Creating slide decks in Jupyter notebook

My job involves organising and analysing data, and training and evaluating machine learning models. In addition, the customers like to see demonstrations or progress updates for their models, so every now and then I also have to put together a slide deck. For better or worse, I use Jupyter notebooks as the main tool for the data management part, so I thought it would be convenient to prepare my slides in the same environment. Jupyter has built in support for generating reveal.js presentations, so I decided to give that a go. This post first goes through the steps I took to make the slides, in case anyone was looking for a cookbook-style instructions. At the end, there are a few remarks regarding my experience with this way of creating slide decks.

Guide

Slide metadata

A reveal.js slide deck can be generated from a regular Jupyter notebook, with static content written in Markdown cells and dynamic generated from Python cells. The slideshow metadata can be controlled from a cell toolbar that is enabled through the menu: View > Cell Toolbar > Slideshow. It amounts to a single property, Slide Type. When set to Slide, it indicates that the cell will be a start of a new slide in the deck. Fragment and - (hyphen, or empty) slide type indicate that the cell forms a part of the slide that started earlier. Fragment will cause the content of the cell to be initially hidden, and be revealed on pressing “next” during the presentation. The - type attaches the content to the current slide without requiring additional key presses. It is useful for combining static and dynamic content in a section that should be shown together. Skip cells do not feature in the deck at all, this type is useful for cells that contain blocks of code that does not generate any output that we want included in the deck.
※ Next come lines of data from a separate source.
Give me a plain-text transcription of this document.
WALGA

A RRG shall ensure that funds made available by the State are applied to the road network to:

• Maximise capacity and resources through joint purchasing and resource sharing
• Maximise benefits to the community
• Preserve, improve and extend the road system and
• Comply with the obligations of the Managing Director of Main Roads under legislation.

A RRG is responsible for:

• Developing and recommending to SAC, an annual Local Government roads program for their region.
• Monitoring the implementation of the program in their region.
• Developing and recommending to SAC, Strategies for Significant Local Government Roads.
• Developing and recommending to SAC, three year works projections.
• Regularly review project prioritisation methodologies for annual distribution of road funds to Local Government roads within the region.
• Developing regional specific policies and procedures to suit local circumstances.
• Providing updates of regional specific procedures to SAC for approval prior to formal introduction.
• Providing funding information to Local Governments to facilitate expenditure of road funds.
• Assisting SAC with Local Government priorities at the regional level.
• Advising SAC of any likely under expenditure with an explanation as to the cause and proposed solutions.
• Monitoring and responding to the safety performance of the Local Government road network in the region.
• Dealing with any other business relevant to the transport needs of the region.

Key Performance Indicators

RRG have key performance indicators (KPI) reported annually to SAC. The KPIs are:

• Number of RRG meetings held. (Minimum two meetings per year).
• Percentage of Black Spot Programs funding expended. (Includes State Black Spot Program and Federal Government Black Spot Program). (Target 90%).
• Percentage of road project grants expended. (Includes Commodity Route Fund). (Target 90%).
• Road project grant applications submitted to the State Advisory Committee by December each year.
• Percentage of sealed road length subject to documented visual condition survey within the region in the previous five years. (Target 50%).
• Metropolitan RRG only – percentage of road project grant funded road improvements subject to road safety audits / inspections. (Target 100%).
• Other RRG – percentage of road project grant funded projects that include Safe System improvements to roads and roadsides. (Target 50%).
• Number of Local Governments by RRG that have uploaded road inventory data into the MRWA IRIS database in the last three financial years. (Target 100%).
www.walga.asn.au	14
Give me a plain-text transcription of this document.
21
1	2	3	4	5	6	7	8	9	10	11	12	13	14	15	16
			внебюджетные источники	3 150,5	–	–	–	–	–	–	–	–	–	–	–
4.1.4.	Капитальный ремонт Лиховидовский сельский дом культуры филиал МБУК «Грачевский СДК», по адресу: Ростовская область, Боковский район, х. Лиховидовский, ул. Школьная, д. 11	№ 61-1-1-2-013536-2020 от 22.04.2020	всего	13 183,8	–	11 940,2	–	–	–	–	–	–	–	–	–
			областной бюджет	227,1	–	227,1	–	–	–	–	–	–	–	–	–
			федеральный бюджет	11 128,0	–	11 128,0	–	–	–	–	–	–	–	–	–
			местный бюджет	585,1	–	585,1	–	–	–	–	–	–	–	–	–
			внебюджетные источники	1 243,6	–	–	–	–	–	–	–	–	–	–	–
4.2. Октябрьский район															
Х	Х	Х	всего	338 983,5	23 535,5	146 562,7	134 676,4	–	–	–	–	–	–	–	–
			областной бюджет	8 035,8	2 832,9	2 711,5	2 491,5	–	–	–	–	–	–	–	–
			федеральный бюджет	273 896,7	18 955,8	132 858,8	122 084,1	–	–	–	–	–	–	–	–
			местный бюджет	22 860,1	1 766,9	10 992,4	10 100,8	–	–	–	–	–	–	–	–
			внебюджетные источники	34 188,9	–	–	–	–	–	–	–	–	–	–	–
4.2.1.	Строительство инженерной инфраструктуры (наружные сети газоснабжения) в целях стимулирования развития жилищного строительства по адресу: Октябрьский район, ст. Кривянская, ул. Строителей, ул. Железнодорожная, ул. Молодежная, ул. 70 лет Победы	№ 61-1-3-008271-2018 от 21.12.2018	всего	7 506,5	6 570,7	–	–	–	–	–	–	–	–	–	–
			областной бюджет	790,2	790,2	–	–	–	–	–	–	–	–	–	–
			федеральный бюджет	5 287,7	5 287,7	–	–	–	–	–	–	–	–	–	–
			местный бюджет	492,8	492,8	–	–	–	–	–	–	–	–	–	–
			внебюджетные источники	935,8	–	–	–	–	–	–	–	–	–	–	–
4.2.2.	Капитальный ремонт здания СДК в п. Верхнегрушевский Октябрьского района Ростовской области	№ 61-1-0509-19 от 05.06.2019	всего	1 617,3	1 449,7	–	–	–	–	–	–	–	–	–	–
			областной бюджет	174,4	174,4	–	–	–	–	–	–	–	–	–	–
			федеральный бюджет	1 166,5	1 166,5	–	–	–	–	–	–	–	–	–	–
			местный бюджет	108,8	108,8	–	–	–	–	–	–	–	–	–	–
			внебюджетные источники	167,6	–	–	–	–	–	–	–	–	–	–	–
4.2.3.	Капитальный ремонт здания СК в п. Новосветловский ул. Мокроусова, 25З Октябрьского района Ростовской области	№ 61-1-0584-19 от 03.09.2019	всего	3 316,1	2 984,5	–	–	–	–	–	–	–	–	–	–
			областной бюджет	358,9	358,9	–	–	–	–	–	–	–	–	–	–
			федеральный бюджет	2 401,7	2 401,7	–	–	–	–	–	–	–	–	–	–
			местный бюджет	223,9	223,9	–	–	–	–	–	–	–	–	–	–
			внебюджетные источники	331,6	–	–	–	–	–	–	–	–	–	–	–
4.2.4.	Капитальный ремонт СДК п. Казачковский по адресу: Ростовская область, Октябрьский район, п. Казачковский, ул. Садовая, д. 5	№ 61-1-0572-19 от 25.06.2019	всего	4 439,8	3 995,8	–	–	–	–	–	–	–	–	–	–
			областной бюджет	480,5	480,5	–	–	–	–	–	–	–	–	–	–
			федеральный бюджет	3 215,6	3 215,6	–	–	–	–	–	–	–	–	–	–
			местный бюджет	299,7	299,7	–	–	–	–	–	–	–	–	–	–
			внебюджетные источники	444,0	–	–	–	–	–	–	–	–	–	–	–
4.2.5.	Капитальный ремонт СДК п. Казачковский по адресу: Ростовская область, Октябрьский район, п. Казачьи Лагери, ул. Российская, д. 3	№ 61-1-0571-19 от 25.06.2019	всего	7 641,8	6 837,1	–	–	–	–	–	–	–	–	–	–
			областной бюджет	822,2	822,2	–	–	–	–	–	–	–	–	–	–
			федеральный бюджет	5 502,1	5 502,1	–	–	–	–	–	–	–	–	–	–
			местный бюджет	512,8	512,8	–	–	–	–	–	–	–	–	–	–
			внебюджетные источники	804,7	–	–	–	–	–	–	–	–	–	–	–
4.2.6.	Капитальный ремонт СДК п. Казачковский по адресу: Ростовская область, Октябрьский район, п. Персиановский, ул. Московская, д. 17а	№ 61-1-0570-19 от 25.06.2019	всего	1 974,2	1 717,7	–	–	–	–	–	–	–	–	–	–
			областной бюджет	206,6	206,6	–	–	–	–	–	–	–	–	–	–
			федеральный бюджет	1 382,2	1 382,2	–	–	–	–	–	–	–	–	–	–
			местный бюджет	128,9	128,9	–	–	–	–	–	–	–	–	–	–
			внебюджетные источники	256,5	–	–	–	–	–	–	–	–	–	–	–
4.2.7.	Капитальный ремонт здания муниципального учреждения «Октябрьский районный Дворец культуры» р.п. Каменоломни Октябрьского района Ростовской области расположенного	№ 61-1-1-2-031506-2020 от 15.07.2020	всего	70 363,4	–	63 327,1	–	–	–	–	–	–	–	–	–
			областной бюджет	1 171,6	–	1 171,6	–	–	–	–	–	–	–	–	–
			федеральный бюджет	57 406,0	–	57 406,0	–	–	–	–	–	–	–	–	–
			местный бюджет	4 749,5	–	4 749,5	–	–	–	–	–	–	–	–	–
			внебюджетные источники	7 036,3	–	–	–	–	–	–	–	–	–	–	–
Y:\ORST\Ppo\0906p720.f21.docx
Notes cells are for speaker notes; not shown in the main deck, but displayed in the presenter view offered by reveal.js. There is also Sub-Slide type, which I have not used, but which I assume provides the vertical branches in reveal.js.

Slide deck export

Plain Jupyter cannot display the slide decks in their final format. There are extensions that provide that functionality, but I am yet to try them out, so in this tutorial we will stick to what is available out of the box, which is HTML export. The HTML file will require a reveal.js library to be present, so we will need to download it. Assume we have the following directory structure in our project:

/project-root
    /demos
       /1
       /lib
    /notebooks

We will store the notebook in notebooks directory, and will want to keep the files for the current slide deck in demos/1 directory. Let us first make sure reveal.js is available: download the current release from the GitHub releases page and unzip it to demos/lib. As a result we should end up with the library in a directory such as demos/lib/reveal.js-3.7.0. With that in place, we can now export the notebook to a slide deck using jupyter nbconvert. I do it by placing the following cell (Slide Type=Skip) at the top of the notebook:

!jupyter nbconvert demo1-slides.ipynb \
    --to slides \
    --output-dir ../demos/1 \
    --reveal-prefix=../lib/reveal.js-3.7.0

The output-dir and reveal-prefix arguments make the export aware of our directory structure. Once run, you should end up with the file demos/1/demo1-slides.slides.html, which can be opened in a browser and should immediately work as a reveal.js presentation.

Styling

The Jupyter reveal.js export is by default set up to export both the code and output of Python cells. The audience of my demos is non-technical, and they do not care about the code. nbconvert provides configuration options to exclude the code, as well as the out prompts. We can modify the export cell to include them:

!jupyter nbconvert demo1-slides.ipynb \
    --to slides \
    --output-dir ../demos/1 \
    --TemplateExporter.exclude_input=True \
    --TemplateExporter.exclude_output_prompt=True \
    --reveal-prefix=../lib/reveal.js-3.7.0

Another feature of the export that is non-ideal is that the output text from prints is shown as preformatted, in HTML <pre> tag. This can be addressed by importing display and HTML functions (from IPython.core.display import display, HTML) and then using display(HTML("...")) in place of print. The static content appears more indented than the output of code cells, which is due to an empty prompt area being shown to the left of the static content. To eliminate this, include the following in the first markdown Slide cell:

<style>
.prompt { min-width: 0ex; }
div.prompt { width: 0ex; }
</style>

In general, all styling can be configured comprehensively in a theme stylesheet, and I will probably look into that if I have to make more slide decks in Jupyter, but for the time being I found it expedient to modify the styles directly in the notebook. Other CSS modifications I found useful were elimination of table borders, which makes Pandas dataframes render nicely:

.rendered_html table, .rendered_html tr, .rendered_html td, .reveal table th, .reveal table td {
    border: 0px;
}
.reveal thead {
    border-bottom: 2px solid #8c8c8c;
}

Plots

I used matplotlib for plotting, in the same way I would in a regular notebook. I prefer to output SVG for nice scaling, and also wanted the plots to take the entire slide, so I did the following:

import matplotlib.pyplot as plt
%matplotlib inline
%config InlineBackend.figure_formats = ['svg']
plt.figure(figsize=(12,6))

PDF export

It is a good practice to share the slides with the audience after the presentation, ideally in PDF format, which is easy to open on most computers. Reveal.js’s support for PDF export relies on a custom stylesheet enabled through a query parameter, and the browser’s print to PDF functionality. For the custom stylesheet to work, the presentation has to be delivered by a web server, not just opened from a file on disk. Fortunately, it is easy to start up an ad-hoc web server using Python. In demos directory run:

python3 -m http.server

You should now be able to open http://0.0.0.0:8000/1/demo1-slides.slides.html?print-pdf in a web browser (annoyingly, reveal.js only fully supports Chrome/Chromium for PDF export) and “print” the page to PDF.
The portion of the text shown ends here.